En su intervención, salpicada con humor y estilo literario Mastretta indicó que por medio de este libro pudo conocer el fascinante mundo del tiburón blanco del cual se enteró “ni les gustamos los seres humanos. Tienen buena vista y cuando ven a una persona, perciben que no es de gran valor energético y lo liberan, porque tienen una digestión lenta, se retardan; les hacemos daño a su estómago e intestino”, indicó la escritora.

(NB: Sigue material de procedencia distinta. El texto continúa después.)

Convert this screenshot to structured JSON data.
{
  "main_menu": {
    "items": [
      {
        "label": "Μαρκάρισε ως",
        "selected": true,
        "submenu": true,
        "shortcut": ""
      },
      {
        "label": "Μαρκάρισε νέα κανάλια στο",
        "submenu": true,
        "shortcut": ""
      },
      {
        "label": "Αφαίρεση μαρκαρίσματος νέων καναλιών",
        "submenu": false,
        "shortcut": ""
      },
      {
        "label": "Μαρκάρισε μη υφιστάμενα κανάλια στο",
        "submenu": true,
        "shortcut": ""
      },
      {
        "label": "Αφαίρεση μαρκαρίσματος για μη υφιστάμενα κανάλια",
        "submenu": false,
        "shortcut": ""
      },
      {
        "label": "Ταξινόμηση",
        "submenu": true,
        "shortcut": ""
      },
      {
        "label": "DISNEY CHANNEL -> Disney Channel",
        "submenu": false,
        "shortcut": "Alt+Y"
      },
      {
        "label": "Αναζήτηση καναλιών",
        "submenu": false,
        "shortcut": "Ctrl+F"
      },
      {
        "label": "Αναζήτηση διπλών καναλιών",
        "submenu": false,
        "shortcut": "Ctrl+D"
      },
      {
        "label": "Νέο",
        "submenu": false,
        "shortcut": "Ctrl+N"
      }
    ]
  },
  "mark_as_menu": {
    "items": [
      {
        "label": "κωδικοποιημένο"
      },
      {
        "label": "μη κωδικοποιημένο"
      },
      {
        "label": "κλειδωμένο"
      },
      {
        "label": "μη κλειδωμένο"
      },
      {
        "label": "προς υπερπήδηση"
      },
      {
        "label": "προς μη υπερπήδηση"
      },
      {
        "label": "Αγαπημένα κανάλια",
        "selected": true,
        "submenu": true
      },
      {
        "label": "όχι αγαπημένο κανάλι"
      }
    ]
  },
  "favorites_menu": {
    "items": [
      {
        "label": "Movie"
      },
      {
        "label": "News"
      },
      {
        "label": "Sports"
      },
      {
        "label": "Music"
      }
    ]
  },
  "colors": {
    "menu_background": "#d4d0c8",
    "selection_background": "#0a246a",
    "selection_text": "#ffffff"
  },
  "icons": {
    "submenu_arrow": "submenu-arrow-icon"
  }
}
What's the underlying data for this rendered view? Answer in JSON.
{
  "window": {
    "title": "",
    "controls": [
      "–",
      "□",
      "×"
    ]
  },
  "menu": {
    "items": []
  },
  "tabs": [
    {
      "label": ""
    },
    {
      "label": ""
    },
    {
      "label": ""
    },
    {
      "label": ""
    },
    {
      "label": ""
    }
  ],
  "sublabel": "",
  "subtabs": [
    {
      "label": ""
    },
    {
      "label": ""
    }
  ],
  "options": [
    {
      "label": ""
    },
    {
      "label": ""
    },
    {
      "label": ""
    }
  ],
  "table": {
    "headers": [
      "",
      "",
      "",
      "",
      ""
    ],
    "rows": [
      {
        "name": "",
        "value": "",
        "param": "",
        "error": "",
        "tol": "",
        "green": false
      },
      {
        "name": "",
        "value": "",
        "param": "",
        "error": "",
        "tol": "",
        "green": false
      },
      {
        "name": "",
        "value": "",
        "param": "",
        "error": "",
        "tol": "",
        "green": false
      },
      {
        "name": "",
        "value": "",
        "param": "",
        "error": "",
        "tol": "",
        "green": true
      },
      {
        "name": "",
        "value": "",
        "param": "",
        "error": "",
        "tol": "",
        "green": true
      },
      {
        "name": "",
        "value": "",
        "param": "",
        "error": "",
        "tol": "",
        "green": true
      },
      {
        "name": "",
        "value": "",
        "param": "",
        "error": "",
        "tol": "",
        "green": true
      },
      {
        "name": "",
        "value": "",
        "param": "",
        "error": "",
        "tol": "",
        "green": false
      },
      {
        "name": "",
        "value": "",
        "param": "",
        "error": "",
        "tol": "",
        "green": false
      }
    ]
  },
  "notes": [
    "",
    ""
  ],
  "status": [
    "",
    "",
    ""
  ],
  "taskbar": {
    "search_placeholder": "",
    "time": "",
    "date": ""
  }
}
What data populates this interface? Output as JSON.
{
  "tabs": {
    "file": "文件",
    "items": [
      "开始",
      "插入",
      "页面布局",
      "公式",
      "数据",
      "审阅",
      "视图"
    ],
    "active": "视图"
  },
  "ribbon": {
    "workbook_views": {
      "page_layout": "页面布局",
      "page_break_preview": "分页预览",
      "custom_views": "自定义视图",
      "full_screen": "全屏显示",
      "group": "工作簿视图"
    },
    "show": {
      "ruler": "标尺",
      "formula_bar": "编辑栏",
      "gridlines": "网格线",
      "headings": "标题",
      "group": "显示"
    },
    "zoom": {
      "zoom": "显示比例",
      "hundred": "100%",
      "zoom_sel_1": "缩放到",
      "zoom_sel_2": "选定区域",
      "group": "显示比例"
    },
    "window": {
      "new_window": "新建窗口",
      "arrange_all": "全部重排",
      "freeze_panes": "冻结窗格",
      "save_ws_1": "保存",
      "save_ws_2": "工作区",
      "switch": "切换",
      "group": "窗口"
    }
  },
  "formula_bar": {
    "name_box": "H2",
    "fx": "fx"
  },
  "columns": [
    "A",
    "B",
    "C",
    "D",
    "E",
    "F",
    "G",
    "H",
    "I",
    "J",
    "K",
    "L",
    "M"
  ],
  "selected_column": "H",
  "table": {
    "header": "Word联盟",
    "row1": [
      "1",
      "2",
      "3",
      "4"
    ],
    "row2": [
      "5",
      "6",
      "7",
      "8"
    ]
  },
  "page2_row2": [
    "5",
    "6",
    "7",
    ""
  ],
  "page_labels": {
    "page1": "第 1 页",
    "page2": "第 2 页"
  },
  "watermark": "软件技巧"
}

La autora de Arráncame la vida hizo referencia a la manera de reproducirse de dicha espacie, donde los machos tienen dos pterigopodios, o sea dos penes que agradeció a la naturaleza “qué bueno que no pasa en la especie humana”, bromeó.

Asimismo, se hizo énfasis en que el tiburón blanco es una especie que ha evolucionado durante 11 millones de años hasta convertirse en el rey de los mares, por sus características anatómicas y sus seis sentidos, gusto, oídos, vista, olfato, línea lateral sensorial y eletrorrecepción, que le permiten orientarse, navegar y detectar a sus presas entre las que se encuentra el elefante marino.